Sometimes it might not be necessary to cut our hair right away!
Many kids on and off the spectrum hate to have their haircut. Some children have their hair grow faster than others. Is their hair that messy? If a child can keep their hair longer for a little while longer you may be able to ease them into the experience when they are older.
Make it fun so you can form that relationship to build that trust!
Regardless if you are a barber or cutting your own child’s hair, take some time to self reflect on what your child enjoys the most. Maybe it’s a specific they enjoy or maybe it’s talking about a certain topic? For those who are nonverbal maybe there’s a game they could play on an iPad if they have one.

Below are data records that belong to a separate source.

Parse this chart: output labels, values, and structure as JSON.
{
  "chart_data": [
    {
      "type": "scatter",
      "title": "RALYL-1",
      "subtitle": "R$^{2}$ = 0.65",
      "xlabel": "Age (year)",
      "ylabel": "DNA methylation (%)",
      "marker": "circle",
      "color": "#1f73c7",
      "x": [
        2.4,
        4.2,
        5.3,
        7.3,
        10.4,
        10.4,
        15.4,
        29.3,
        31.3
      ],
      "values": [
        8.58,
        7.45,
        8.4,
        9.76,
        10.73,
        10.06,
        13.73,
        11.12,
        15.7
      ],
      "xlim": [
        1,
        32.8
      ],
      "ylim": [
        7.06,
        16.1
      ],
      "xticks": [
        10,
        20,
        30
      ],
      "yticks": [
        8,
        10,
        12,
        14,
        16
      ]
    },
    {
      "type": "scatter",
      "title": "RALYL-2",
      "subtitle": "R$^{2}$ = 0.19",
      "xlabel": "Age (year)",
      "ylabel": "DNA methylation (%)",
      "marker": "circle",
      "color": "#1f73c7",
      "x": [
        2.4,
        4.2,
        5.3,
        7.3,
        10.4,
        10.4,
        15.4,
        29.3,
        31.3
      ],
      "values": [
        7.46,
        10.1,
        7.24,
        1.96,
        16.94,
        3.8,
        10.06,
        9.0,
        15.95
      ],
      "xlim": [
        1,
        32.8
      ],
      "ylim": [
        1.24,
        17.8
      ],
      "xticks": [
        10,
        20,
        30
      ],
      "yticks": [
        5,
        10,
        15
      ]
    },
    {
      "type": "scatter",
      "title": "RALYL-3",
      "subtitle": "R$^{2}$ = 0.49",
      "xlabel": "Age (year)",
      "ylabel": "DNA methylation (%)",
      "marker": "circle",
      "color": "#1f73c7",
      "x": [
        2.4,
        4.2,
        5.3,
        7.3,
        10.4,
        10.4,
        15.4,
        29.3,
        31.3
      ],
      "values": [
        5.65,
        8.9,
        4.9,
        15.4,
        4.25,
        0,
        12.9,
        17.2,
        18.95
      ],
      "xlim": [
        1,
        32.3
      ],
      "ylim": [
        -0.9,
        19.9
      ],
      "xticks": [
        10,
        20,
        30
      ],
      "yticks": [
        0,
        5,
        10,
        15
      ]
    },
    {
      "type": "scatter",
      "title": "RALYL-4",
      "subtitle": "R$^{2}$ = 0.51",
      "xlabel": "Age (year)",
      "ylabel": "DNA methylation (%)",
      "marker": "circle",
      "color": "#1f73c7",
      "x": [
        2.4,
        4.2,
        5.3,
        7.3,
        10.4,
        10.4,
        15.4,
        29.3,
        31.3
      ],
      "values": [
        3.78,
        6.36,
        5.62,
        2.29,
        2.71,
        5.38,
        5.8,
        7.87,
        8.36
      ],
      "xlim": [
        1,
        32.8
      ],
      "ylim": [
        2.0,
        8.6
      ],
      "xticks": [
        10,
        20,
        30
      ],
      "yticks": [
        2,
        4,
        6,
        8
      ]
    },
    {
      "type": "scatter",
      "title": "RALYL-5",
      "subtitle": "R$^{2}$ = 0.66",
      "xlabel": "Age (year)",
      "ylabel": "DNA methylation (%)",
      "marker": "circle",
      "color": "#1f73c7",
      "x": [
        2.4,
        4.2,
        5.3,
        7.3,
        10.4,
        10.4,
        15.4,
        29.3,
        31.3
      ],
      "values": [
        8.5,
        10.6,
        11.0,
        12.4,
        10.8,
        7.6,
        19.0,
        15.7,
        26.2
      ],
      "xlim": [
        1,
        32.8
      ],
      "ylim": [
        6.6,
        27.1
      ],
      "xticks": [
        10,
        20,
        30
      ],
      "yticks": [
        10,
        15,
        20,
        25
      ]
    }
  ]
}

Haircuts can be challenging for our loved ones on the spectrum but they can be possible for some with the right preparation. Hang in there and the next time they need a trim make sure they know that you are there for them the entire way. That may be one of the most important tips of all to have your child have the best haircut experience ever.
Autism Speaks has partnered with Snip-its and Melmark New England to develop a haircutting training guide to provide information to families and stylists as to how to make the haircutting experience more positive for children with autism.
The haircutting training guide provides additional information for stylists about autism and what stylists can do to make the process more successful. There is also information for families and caregivers about how to prepare for a haircut, and a visual schedule that can be downloaded and used to help the child to understand the steps involved in getting a haircut. Information about home haircare is also included.